Why Colombia? Why the most dangerous country in the world? Why the drugs capital? Are you going on your own? Will you know people there? Your so young, why go now? London needs Jesus as well as Colombia so why not stay? Are you going back? When are you going? How long will you be going for?
Since I went to Colombia in 2015 I have had these and many more questions. I have always asked God to be able to lead me in the direction that he wants me to be able to go and in 2015 he lead me to Colombia. I prayed and cried a lot about why God wanted me to go there but I believed that He had a special job for me and that He wanted me to go have a good witness there. I talked to so many different people and had so many things to sort out.
I didn’t think that I was that great at anything but God showed and directed me in the way that he wanted me to go. I knew that I had always wanted to go to Colombia but God guided me and He helped me to be able to see the direction he was pointing me in. I also know that I was weak and God was strong and He will you use me in a way that I never thought he would. I knew that God would provide but it wasn’t until I got there that God really did provide. He helped me in every way and things were sorted before I even Had time to worry.
I want to answer some of those questions.
Why Colombia? London needs Jesus as well as Colombia so why not stay? Are you going on your own? Will you know people there?
When I first went to Colombia in 2006 I had this question asked so many times that I would be a millionaire if I got a pound everytime. My feeling is that so many people like to stay in their comfort zone but I was guided out of mine. I prayed long and hard about why I wanted to go and to make sure that it wasn’t just for my sack but because God wanted me to go there. I knew that I wanted to go abroad and that I wanted to go to Colombia at some point so I thought that now would be the best time. I knew I had the support from all of my family and I knew people out there and I had been friends with them for so long that I thought that this was the best place for me. I was heading out there on my own for 6 months but didn’t realise that these would be the best 6 months of my life.

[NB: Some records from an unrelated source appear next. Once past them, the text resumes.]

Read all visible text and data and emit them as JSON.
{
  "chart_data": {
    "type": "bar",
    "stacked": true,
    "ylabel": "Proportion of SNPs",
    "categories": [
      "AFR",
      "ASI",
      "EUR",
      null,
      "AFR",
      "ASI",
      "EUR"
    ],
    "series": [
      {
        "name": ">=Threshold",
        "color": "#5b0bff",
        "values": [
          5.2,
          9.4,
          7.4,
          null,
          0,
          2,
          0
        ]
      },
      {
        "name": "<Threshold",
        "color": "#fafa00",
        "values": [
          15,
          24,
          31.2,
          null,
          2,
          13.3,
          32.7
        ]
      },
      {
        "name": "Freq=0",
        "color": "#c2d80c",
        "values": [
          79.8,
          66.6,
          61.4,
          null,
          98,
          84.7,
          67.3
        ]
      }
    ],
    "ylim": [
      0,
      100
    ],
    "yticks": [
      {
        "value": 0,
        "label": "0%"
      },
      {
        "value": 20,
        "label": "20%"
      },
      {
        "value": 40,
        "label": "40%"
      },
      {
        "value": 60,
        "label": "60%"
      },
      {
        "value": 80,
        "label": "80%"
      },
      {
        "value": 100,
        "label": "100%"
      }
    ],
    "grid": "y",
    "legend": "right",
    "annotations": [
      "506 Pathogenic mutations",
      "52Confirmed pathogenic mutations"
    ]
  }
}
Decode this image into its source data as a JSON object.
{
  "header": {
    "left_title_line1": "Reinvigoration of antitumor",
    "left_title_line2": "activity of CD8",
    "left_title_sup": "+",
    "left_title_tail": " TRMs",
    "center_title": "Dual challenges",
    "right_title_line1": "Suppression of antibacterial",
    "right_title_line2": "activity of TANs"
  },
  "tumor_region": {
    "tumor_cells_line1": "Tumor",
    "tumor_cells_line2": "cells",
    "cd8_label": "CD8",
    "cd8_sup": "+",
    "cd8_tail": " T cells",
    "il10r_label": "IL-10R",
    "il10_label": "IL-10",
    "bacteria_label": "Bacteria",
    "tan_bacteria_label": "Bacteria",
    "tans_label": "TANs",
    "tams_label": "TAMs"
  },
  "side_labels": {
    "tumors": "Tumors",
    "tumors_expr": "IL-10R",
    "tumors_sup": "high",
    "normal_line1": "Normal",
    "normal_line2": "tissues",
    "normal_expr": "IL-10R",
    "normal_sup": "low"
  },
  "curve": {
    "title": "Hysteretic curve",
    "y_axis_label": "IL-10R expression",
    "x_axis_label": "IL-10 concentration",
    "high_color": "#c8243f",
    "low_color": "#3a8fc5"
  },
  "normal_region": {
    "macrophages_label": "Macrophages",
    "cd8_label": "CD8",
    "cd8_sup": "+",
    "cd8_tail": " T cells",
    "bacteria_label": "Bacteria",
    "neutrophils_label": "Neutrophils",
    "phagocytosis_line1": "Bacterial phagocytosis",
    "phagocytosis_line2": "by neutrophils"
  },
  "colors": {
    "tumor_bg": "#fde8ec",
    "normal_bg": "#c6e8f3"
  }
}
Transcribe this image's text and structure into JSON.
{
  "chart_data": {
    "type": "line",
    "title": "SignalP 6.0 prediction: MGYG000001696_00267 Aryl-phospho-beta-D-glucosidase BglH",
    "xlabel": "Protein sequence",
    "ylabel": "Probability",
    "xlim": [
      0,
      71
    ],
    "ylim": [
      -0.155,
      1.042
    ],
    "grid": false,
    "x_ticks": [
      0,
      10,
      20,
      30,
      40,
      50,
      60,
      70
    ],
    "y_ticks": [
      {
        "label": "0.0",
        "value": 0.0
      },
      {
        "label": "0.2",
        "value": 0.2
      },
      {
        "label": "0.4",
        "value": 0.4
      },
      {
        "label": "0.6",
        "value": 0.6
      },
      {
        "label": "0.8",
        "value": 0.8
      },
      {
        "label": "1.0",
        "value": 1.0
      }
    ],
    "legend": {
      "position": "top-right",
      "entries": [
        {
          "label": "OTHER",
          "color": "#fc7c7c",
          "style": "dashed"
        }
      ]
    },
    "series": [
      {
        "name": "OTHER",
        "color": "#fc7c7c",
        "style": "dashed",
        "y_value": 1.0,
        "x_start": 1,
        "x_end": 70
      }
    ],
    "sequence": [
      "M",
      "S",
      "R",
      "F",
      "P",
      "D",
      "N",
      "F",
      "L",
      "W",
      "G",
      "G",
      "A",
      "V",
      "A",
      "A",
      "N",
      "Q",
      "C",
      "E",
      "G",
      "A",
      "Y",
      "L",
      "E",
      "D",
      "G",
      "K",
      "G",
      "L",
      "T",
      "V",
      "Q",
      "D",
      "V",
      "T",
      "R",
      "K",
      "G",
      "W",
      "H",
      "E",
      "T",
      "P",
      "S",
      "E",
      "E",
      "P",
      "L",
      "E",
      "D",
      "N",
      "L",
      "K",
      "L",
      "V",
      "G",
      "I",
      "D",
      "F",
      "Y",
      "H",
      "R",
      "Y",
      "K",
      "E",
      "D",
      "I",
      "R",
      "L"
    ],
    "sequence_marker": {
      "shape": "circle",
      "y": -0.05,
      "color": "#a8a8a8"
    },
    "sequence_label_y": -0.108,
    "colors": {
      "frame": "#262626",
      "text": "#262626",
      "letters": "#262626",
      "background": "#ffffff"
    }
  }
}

Your so young, why go now?
When I was 19 it was the best thing that I could have ever done. I was young and so didn’t really think about the dangers before I went but was just really excited. I knew that I would have teams come in and they would be somewhat my own age which would be great. The main reason that I went so young was that I had just finished college and so it was a gap between college and the real work. I would have gone a lot earlier but I din’t have the money and mainly I hadn’t finished my education which I knew that was what I needed to do. When I was in Colombia I was young enough to relate with the children but old enough for them to know that I was there for them and they were able to look up to me. At the end of the day God guided my way and he will continue to guide me.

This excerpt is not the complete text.